My Vision vs Publishing Reality

Today I wanted to discuss a concern I have with shifting from writing my story to publishing it. When I initially wrote this novel the individual stories of each character were presented in chapters that shifted from one character to the other at similar points of time. What happened on their first day? What happened within their first week? The reader learned about the world through shifting perspectives.

Each chapter was written from the point of view of its main character. The narration is written with their perspective in mind. Only their thoughts are presented to the reader. The world is seen only through their eyes.

My goal was to tell a story of survival in a fantasy world from the points of view of a diverse cast. My intended audience are people who like to dig into a vast world. Readers of science fiction and fantasy are often as interested in learning about the setting just as much as they are interested in learning about the characters. My hope was that each reader could find at least one character that they could identify with.

Splitting this into five separate short novels will make it easier for me to find an agent and, hopefully, a publisher. If I need to self-publish, it will be easier for an interested reader to invest their hard-earned money into a shorter novel to determine if my work is worth their future investment.

My fear with this choice is that a reader will choose one story and not find the character that speaks to them.

Another concern I have is that each character (or set of characters) have radically different situations to contend with. For some, their individual story is rooted more in horror. They are dealing with the undead primarily and with the simple urgencies of survival. However, another character is isolated and sees little of the threat of the undead. Instead he deals with finding a place amongst one of the many races that inhabit this world. Two others are bonded with animals and find themselves dealing with a group of humans that represent various tribes who are also bonded with the spirits of animals. They form a nation that deals with issues of diversity and conflicting interests that, while different, mirror the problems a nation like the USA. They are a ‘melting pot’.

This means that if a particular book is read, what the reader sees of the world is limited. As a large novel these different pieces formed into a coherent whole. With the first half of the single novel simply dealing with surviving from moment to moment there is no satisfying climax that can be told in two hundred pages. It requires a large novel to do that.

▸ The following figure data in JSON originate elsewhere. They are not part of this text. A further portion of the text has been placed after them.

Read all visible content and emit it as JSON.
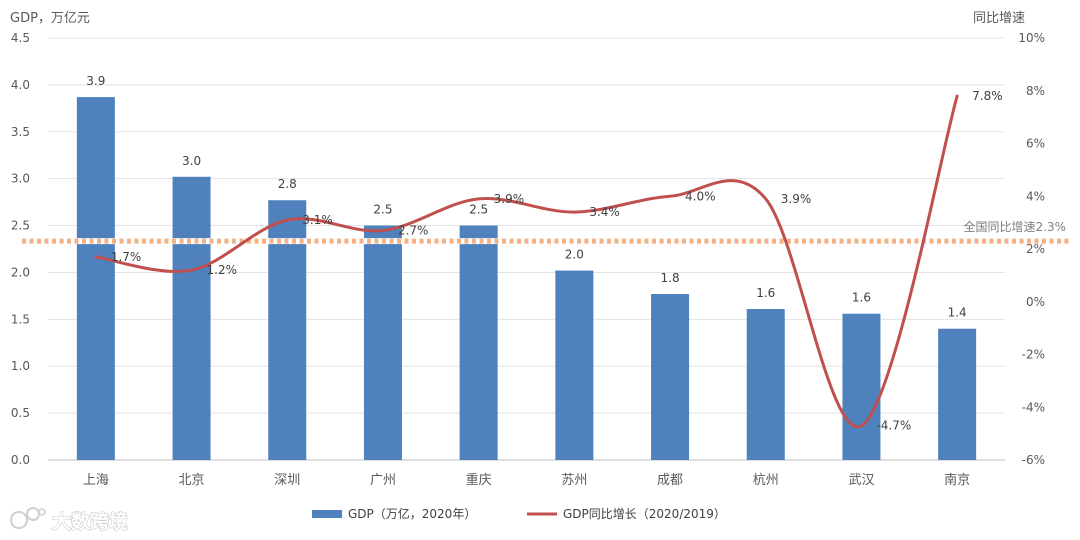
{
  "chart_data": {
    "type": "bar",
    "categories": [
      "上海",
      "北京",
      "深圳",
      "广州",
      "重庆",
      "苏州",
      "成都",
      "杭州",
      "武汉",
      "南京"
    ],
    "series": [
      {
        "name": "GDP（万亿，2020年）",
        "type": "bar",
        "axis": "left",
        "color": "#4f81bd",
        "values": [
          3.87,
          3.02,
          2.77,
          2.5,
          2.5,
          2.02,
          1.77,
          1.61,
          1.56,
          1.4
        ],
        "labels": [
          "3.9",
          "3.0",
          "2.8",
          "2.5",
          "2.5",
          "2.0",
          "1.8",
          "1.6",
          "1.6",
          "1.4"
        ]
      },
      {
        "name": "GDP同比增长（2020/2019）",
        "type": "line",
        "axis": "right",
        "color": "#c0504d",
        "values": [
          1.7,
          1.2,
          3.1,
          2.7,
          3.9,
          3.4,
          4.0,
          3.9,
          -4.7,
          7.8
        ],
        "labels": [
          "1.7%",
          "1.2%",
          "3.1%",
          "2.7%",
          "3.9%",
          "3.4%",
          "4.0%",
          "3.9%",
          "-4.7%",
          "7.8%"
        ]
      }
    ],
    "y_left": {
      "title": "GDP，万亿元",
      "range": [
        0,
        4.5
      ],
      "ticks": [
        "0.0",
        "0.5",
        "1.0",
        "1.5",
        "2.0",
        "2.5",
        "3.0",
        "3.5",
        "4.0",
        "4.5"
      ]
    },
    "y_right": {
      "title": "同比增速",
      "range": [
        -6,
        10
      ],
      "ticks": [
        "-6%",
        "-4%",
        "-2%",
        "0%",
        "2%",
        "4%",
        "6%",
        "8%",
        "10%"
      ]
    },
    "reference_line": {
      "label": "全国同比增速2.3%",
      "value": 2.3,
      "axis": "right",
      "color": "#f4b183"
    },
    "grid": true,
    "legend_position": "bottom"
  },
  "watermark": {
    "text": "大数跨境"
  }
}
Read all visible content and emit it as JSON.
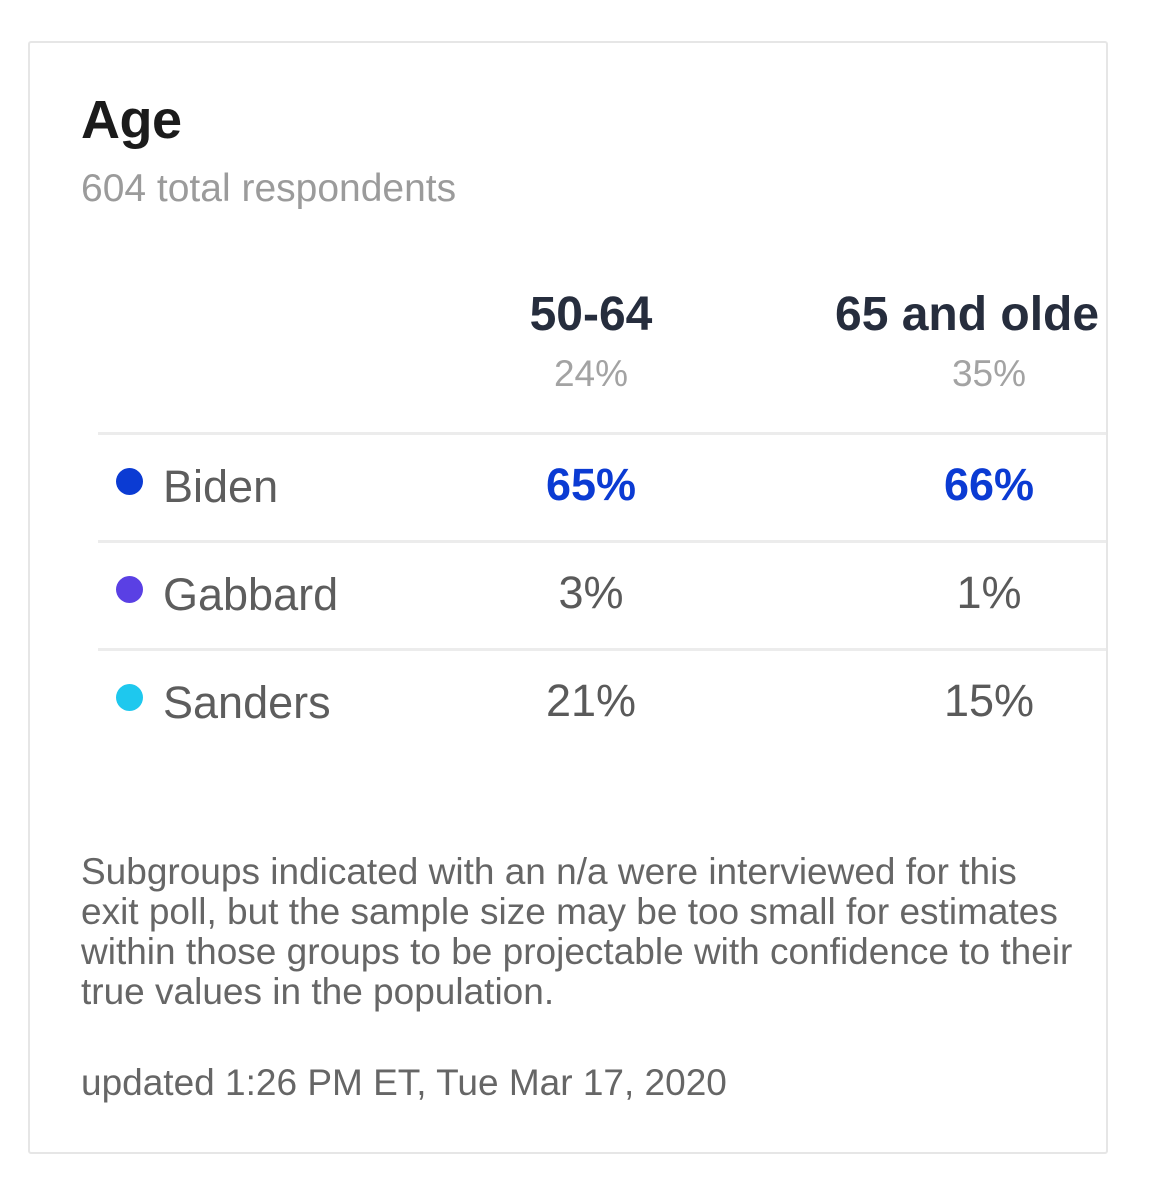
{
  "card": {
    "title": "Age",
    "subtitle": "604 total respondents"
  },
  "columns": [
    {
      "name": "50-64",
      "share": "24%"
    },
    {
      "name": "65 and olde",
      "share": "35%"
    }
  ],
  "rows": [
    {
      "candidate": "Biden",
      "dot_color": "#0b3bd3",
      "values": [
        "65%",
        "66%"
      ],
      "leading": true
    },
    {
      "candidate": "Gabbard",
      "dot_color": "#5a40e4",
      "values": [
        "3%",
        "1%"
      ],
      "leading": false
    },
    {
      "candidate": "Sanders",
      "dot_color": "#1ec8ee",
      "values": [
        "21%",
        "15%"
      ],
      "leading": false
    }
  ],
  "footnote": "Subgroups indicated with an n/a were interviewed for this exit poll, but the sample size may be too small for estimates within those groups to be projectable with confidence to their true values in the population.",
  "updated": "updated 1:26 PM ET, Tue Mar 17, 2020",
  "colors": {
    "lead_value": "#0b3bd3",
    "text_dark": "#262d3d",
    "text_muted": "#9b9b9b",
    "divider": "#ececec"
  }
}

With separate novels I can present a climax of sorts to allow a satisfying conclusion and hopefully whet the appetite of the reader to see what happens next.

First, I need to worry about getting these stories published and finding readers. Hopefully, there will be enough interest so that in the future I can tell a larger story that shows all of these characters evolving in the same work. By the conclusion of the stories overall arc those characters that survive what I put them through will come together in a final resolution. Thank you.